Сам
Тийч был способен на разбой, только накачавшись рому; и одной из труднейших
обязанностей Баллантрэ было не давать нам напиваться до бесчувствия.
Он и с этим справлялся на славу, как человек несравненных способностей
и исключительной находчивости. Он не пытался снискать расположение команды,
как это делал я, заставляя себя паясничать, когда на сердце было вот как
неспокойно. Он при всех обстоятельствах сохранял достоинство и серьезность,
держался, как отец среди капризных ребят или учитель среди озорных
школьников. Эта задача была тем труднее, что по натуре наши головорезы были
закоренелые ворчуны. Как ни слаба была дисциплина, установленная Баллантрэ,
она все же казалась тягостной этим распущенным людям. И что хуже всего --
теперь, когда они меньше пили, они успевали думать. Как следствие этого,
некоторые из них начинали раскаиваться в своих ужасающих преступлениях,
особенно один -- добрый католик, с которым мы иногда уединялись для молитвы,
чаще всего в плохую погоду, когда ливень или туман скрывали нас от прочей
команды. Я уверен, что смертники по дороге на плаху не молились искреннее и
горячее нас. Но остальные, лишенные и этого источника надежды, предавшись
разного рода выкладкам и вычислениям, по целым дням подсчитывали свою долю и
плакались, что она мала. Как я уже говорил, удача нам сопутствовала.
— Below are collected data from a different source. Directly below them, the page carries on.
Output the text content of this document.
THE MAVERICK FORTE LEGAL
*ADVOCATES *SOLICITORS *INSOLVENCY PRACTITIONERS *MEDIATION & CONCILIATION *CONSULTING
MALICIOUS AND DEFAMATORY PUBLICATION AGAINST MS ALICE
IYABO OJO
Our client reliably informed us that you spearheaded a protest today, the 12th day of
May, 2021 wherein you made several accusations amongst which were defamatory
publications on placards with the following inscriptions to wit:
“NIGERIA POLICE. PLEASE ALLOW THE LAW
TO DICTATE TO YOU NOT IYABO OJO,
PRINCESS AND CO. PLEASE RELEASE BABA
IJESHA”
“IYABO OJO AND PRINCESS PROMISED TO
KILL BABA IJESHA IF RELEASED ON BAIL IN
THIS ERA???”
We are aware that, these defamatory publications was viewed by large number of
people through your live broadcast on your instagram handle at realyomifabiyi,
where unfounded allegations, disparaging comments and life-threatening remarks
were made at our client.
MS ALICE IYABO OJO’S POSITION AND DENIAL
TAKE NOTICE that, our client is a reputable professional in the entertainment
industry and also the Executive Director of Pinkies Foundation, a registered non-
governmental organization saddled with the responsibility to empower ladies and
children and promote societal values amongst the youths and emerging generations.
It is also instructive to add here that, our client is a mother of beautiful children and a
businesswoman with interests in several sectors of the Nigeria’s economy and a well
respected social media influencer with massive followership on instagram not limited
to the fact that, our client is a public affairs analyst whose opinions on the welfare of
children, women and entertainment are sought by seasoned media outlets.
Но
нельзя не упомянуть при этом, что ни в одном известном мне деле (так уж
ведется на этом свете!) доходы не соответствуют людским чаяниям. Мы
встречали много кораблей и многие настигали, но на немногих находили деньги,
а товары их обычно были нам ни к чему, -- что нам было делать с грузом
плугов или даже табака? -- и тягостно вспоминать, сколько команд мы
отправили на дно ради каких-нибудь сухарей или бочонка-другого спирту!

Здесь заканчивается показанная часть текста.